Conductor and composer Michael Costa was born Michele Andrea Agniello Costa in Naples on 4 February 1808, the son of Pasquale Costa. The family was of Jewish descent. He studied at the Real Collegio di Musica with Niccolò Zingarelli and took singing lessons with Girolamo Crescentini. Having established a name for himself in Naples, he was sent to England by Zingarelli in 1829 to conduct his Cantico d’Isaiah Profeta for the Birmingham festival.
The performance never took place, but he stayed in Britain and settled at no. 59 Eccleston Square, Belgravia. He was appointed maestro al piano at the King’s Theatre under Laporte’s management. His ballet Kenilworth was produced here with considerable success in 1831, and in the following year he succeeded Nicholas Bochsa as Director of Music under the management of Irish flute player (and balloonist) Thomas Monck Mason.

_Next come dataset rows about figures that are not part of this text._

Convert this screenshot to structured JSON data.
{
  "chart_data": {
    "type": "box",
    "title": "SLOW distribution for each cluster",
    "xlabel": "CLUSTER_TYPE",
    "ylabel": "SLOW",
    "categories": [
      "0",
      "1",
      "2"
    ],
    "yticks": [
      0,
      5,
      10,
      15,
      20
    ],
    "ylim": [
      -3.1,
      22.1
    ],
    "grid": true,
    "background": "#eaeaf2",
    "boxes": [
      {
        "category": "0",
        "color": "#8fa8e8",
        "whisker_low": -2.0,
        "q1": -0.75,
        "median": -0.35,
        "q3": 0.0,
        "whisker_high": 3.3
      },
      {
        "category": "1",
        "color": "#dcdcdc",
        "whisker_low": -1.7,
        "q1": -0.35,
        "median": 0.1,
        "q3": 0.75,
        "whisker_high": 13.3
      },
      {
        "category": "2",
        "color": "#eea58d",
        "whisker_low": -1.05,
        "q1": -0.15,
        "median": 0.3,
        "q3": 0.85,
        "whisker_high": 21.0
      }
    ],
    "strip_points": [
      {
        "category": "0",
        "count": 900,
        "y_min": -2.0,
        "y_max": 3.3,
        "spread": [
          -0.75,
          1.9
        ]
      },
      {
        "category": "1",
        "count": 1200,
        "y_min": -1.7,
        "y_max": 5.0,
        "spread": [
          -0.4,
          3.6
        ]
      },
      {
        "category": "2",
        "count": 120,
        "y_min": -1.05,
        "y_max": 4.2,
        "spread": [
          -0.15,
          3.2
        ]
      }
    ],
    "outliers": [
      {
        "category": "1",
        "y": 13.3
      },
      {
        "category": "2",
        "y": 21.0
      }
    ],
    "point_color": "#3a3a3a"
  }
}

The ballet Une heure à Naples was his principal work of 1832, and in 1833 he wrote a similar work Sir Huon for Marie Taglioni. In the same year he became director of the Italian opera at the King’s Theatre. In 1846 Costa moved to Covent Garden to found the Royal Italian Opera, and in the same year he was appointed conductor of the Philharmonic Society.
In September 1848 he was elected conductor of the Sacred Harmonic Society, a post he held until the society’s dissolution in 1882. He remained at Covent Garden until he quarrelled with the manager, Frederick Gye, in 1868. He is above all remembered as a conductor. Until the practise introduced by Spohr, the direction of the orchestra had been from a piano or by the first violin. It took some time before conducting became a separate task. Costa was instrumental in raising the status of the conductor. Meyerbeer admired him and Verdi called him one of the greatest conductors in Europe. Shortly before the 1883 Handel festival he suffered a stroke. He died in Hove in April 1884.